Travelers are attracted by this narrow strip of land that is Chile, especially by the spectacular Pacific coast, large urban avenues, the highlands of the Andes and the opportunities to practice sports adventure.
Chilean culture has survived the violence of its recent history, and is thriving again thanks to a population known for its warm and flexible character.
Although the community has one of the most important European sources of South America, indigenous traditions persist in the Andean foothills and the southern plains. It also has some of the most beautiful National Parks of the Southern Cone which attract hikers and climbers.
The writer Benjamin Subercaseaux described the narrow strip that is Chile, in the western part of South America, as “extravagance of the mad geography.” It stretches over 4,300 km, from the desert north to the glacial south, in the west it borders the Pacific Ocean, and is cut by the Andes to the east. It shares most of its extensive eastern border with Argentina, and borders Peru and Bolivia in the north.

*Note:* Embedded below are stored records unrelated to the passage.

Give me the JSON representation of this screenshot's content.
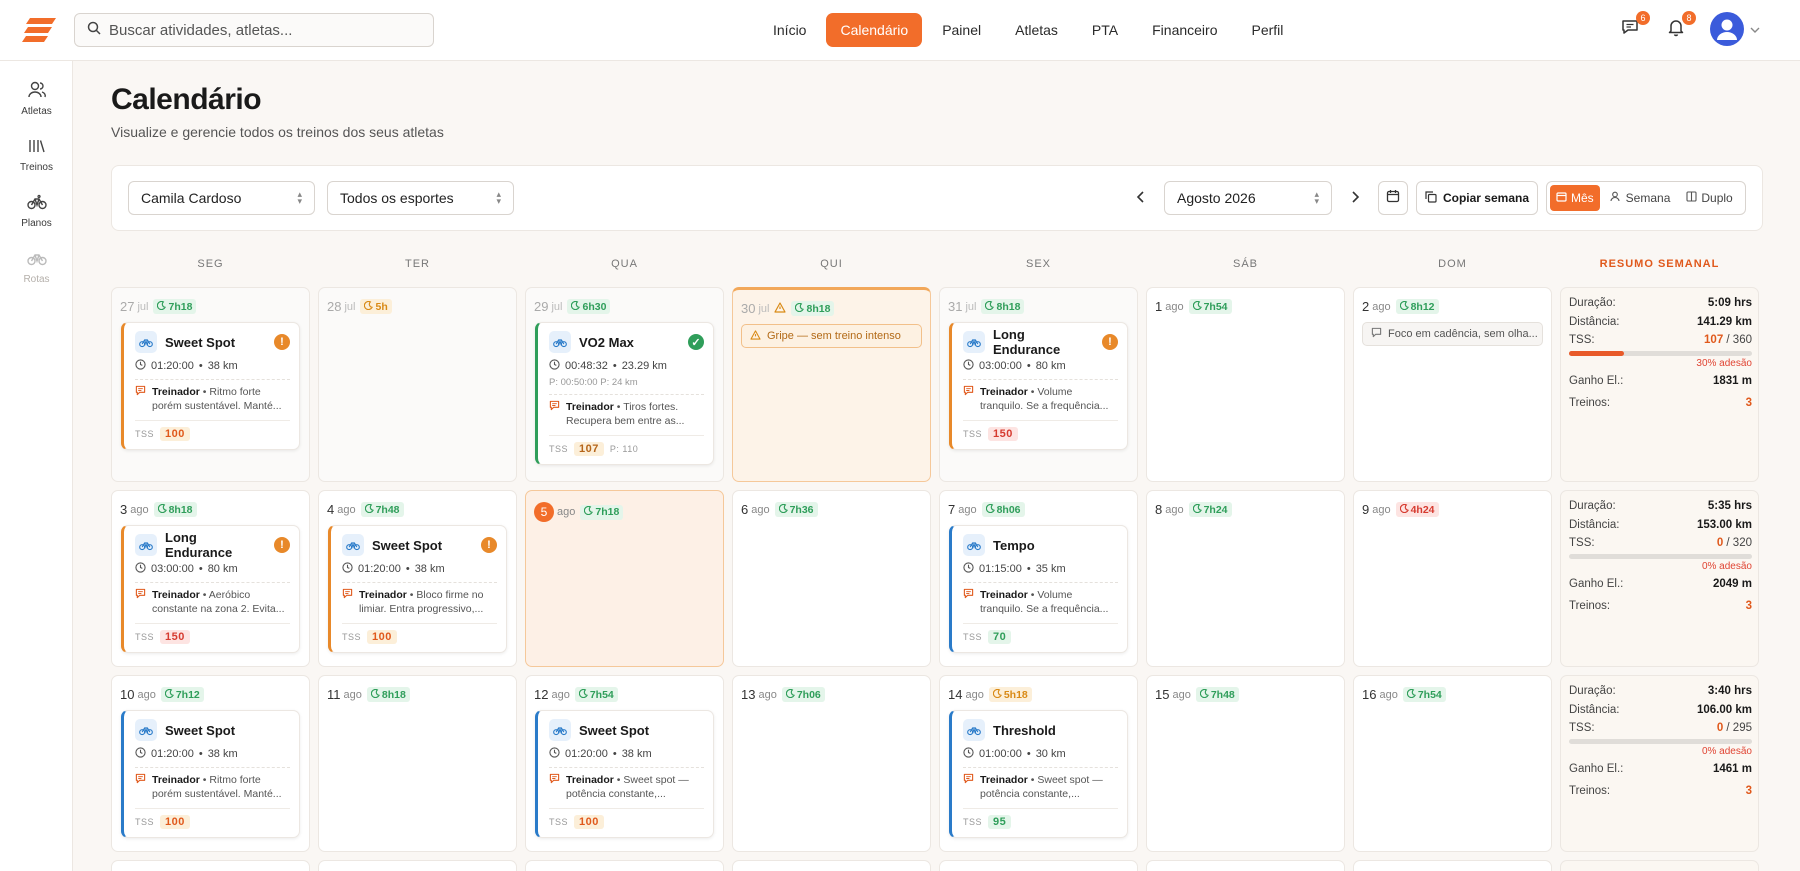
{
  "header": {
    "search_placeholder": "Buscar atividades, atletas...",
    "nav": [
      "Início",
      "Calendário",
      "Painel",
      "Atletas",
      "PTA",
      "Financeiro",
      "Perfil"
    ],
    "active_nav": "Calendário",
    "messages_badge": "6",
    "notifications_badge": "8"
  },
  "sidebar": {
    "items": [
      {
        "label": "Atletas",
        "icon": "users-icon"
      },
      {
        "label": "Treinos",
        "icon": "library-icon"
      },
      {
        "label": "Planos",
        "icon": "bike-icon"
      },
      {
        "label": "Rotas",
        "icon": "bike-icon"
      }
    ]
  },
  "page": {
    "title": "Calendário",
    "subtitle": "Visualize e gerencie todos os treinos dos seus atletas"
  },
  "toolbar": {
    "athlete": "Camila Cardoso",
    "sport": "Todos os esportes",
    "month": "Agosto 2026",
    "copy_week": "Copiar semana",
    "views": [
      "Mês",
      "Semana",
      "Duplo"
    ],
    "active_view": "Mês"
  },
  "weekdays": [
    "SEG",
    "TER",
    "QUA",
    "QUI",
    "SEX",
    "SÁB",
    "DOM"
  ],
  "summary_header": "RESUMO SEMANAL",
  "labels": {
    "tss": "TSS",
    "coach": "Treinador",
    "duration": "Duração:",
    "distance": "Distância:",
    "tss_label": "TSS:",
    "elevation": "Ganho El.:",
    "workouts": "Treinos:",
    "sick": "Gripe — sem treino intenso",
    "focus_note": "Foco em cadência, sem olha..."
  },
  "weeks": [
    {
      "days": [
        {
          "n": "27",
          "m": "jul",
          "h": "7h18",
          "hc": "green",
          "past": true,
          "card": {
            "name": "Sweet Spot",
            "status": "warn",
            "dur": "01:20:00",
            "dist": "38 km",
            "note": "Ritmo forte porém sustentável. Manté...",
            "tss": "100",
            "tc": "orange",
            "bc": "orange"
          }
        },
        {
          "n": "28",
          "m": "jul",
          "h": "5h",
          "hc": "orange",
          "past": true
        },
        {
          "n": "29",
          "m": "jul",
          "h": "6h30",
          "hc": "green",
          "past": true,
          "card": {
            "name": "VO2 Max",
            "status": "ok",
            "dur": "00:48:32",
            "dist": "23.29 km",
            "plan": "P: 00:50:00   P: 24 km",
            "note": "Tiros fortes. Recupera bem entre as...",
            "tss": "107",
            "tc": "ob",
            "tss_plan": "P: 110",
            "bc": "green"
          }
        },
        {
          "n": "30",
          "m": "jul",
          "h": "8h18",
          "hc": "green",
          "past": true,
          "sick": true
        },
        {
          "n": "31",
          "m": "jul",
          "h": "8h18",
          "hc": "green",
          "past": true,
          "card": {
            "name": "Long Endurance",
            "status": "warn",
            "dur": "03:00:00",
            "dist": "80 km",
            "note": "Volume tranquilo. Se a frequência...",
            "tss": "150",
            "tc": "red",
            "bc": "orange"
          }
        },
        {
          "n": "1",
          "m": "ago",
          "h": "7h54",
          "hc": "green"
        },
        {
          "n": "2",
          "m": "ago",
          "h": "8h12",
          "hc": "green",
          "note": true
        }
      ],
      "summary": {
        "dur": "5:09 hrs",
        "dist": "141.29 km",
        "tss": "107",
        "tss_plan": "/ 360",
        "fill": 0.3,
        "adh": "30% adesão",
        "elev": "1831 m",
        "count": "3"
      }
    },
    {
      "days": [
        {
          "n": "3",
          "m": "ago",
          "h": "8h18",
          "hc": "green",
          "card": {
            "name": "Long Endurance",
            "status": "warn",
            "dur": "03:00:00",
            "dist": "80 km",
            "note": "Aeróbico constante na zona 2. Evita...",
            "tss": "150",
            "tc": "red",
            "bc": "orange"
          }
        },
        {
          "n": "4",
          "m": "ago",
          "h": "7h48",
          "hc": "green",
          "card": {
            "name": "Sweet Spot",
            "status": "warn",
            "dur": "01:20:00",
            "dist": "38 km",
            "note": "Bloco firme no limiar. Entra progressivo,...",
            "tss": "100",
            "tc": "orange",
            "bc": "orange"
          }
        },
        {
          "n": "5",
          "m": "ago",
          "h": "7h18",
          "hc": "green",
          "today": true
        },
        {
          "n": "6",
          "m": "ago",
          "h": "7h36",
          "hc": "green"
        },
        {
          "n": "7",
          "m": "ago",
          "h": "8h06",
          "hc": "green",
          "card": {
            "name": "Tempo",
            "dur": "01:15:00",
            "dist": "35 km",
            "note": "Volume tranquilo. Se a frequência...",
            "tss": "70",
            "tc": "green",
            "bc": "blue"
          }
        },
        {
          "n": "8",
          "m": "ago",
          "h": "7h24",
          "hc": "green"
        },
        {
          "n": "9",
          "m": "ago",
          "h": "4h24",
          "hc": "red"
        }
      ],
      "summary": {
        "dur": "5:35 hrs",
        "dist": "153.00 km",
        "tss": "0",
        "tss_plan": "/ 320",
        "fill": 0,
        "adh": "0% adesão",
        "elev": "2049 m",
        "count": "3"
      }
    },
    {
      "days": [
        {
          "n": "10",
          "m": "ago",
          "h": "7h12",
          "hc": "green",
          "card": {
            "name": "Sweet Spot",
            "dur": "01:20:00",
            "dist": "38 km",
            "note": "Ritmo forte porém sustentável. Manté...",
            "tss": "100",
            "tc": "orange",
            "bc": "blue"
          }
        },
        {
          "n": "11",
          "m": "ago",
          "h": "8h18",
          "hc": "green"
        },
        {
          "n": "12",
          "m": "ago",
          "h": "7h54",
          "hc": "green",
          "card": {
            "name": "Sweet Spot",
            "dur": "01:20:00",
            "dist": "38 km",
            "note": "Sweet spot — potência constante,...",
            "tss": "100",
            "tc": "orange",
            "bc": "blue"
          }
        },
        {
          "n": "13",
          "m": "ago",
          "h": "7h06",
          "hc": "green"
        },
        {
          "n": "14",
          "m": "ago",
          "h": "5h18",
          "hc": "orange",
          "card": {
            "name": "Threshold",
            "dur": "01:00:00",
            "dist": "30 km",
            "note": "Sweet spot — potência constante,...",
            "tss": "95",
            "tc": "green",
            "bc": "blue"
          }
        },
        {
          "n": "15",
          "m": "ago",
          "h": "7h48",
          "hc": "green"
        },
        {
          "n": "16",
          "m": "ago",
          "h": "7h54",
          "hc": "green"
        }
      ],
      "summary": {
        "dur": "3:40 hrs",
        "dist": "106.00 km",
        "tss": "0",
        "tss_plan": "/ 295",
        "fill": 0,
        "adh": "0% adesão",
        "elev": "1461 m",
        "count": "3"
      }
    }
  ]
}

Chile, with amplitude that rarely exceeding 200 km, is characterized by the sudden elevations of the lands from the coastline up to the Andean peaks (in excess of 6000 m). Latitudinal extremes of the country provide a varied repertoire of landscapes. The snow-capped volcanoes alternate with canyons crossed by rivers. The Great North, where some weather stations have never recorded rainfall, is opposed to Patagonia, with its storms and frequent snowfalls. The rugged coastline of Chile has many beaches and bays where fishing and swimming is possible.
Chile has got overseas territories such as Easter Island (3,700 km), the Juan Fernandez archipelago (700 km) and a portion of the southern island of Tierra del Fuego (which it shares with Argentina).
The variety of habitat offers distinctive flora and fauna which is protected by an extensive system of National Parks in the major attractions of the country. We can find in parks, vicuna (a kind of wild alpaca endangered), the Patagonian guanaco (a wild relative of the Andean llama), flamingos, pelicans, penguins, otters and sea lions. All of them are part of the Chilean ecosystem. The plant life includes stands of pine, cypress and rare larch (similar to the giant redwoods of California). Outside of protected areas, the increasing deforestation is impoverishing the landscape.
Chile’s climate is as varied as its terrain, with arid zones but surprisingly temperate in the north, a heartland which enjoys a Mediterranean climate, and the lands of Chilean Patagonia and Tierra del Fuego in the south, swept by the wind, rain and snow. The rainy season in the center of the country is from May to August, when temperatures are milder (about 10 Cº in July). The average in January is 28 Cº. Chilean Patagonia and Tierra del Fuego have summer averages (December-March) of only 11 Cº , these moderately low temperatures are less tolerable because of the strong winds.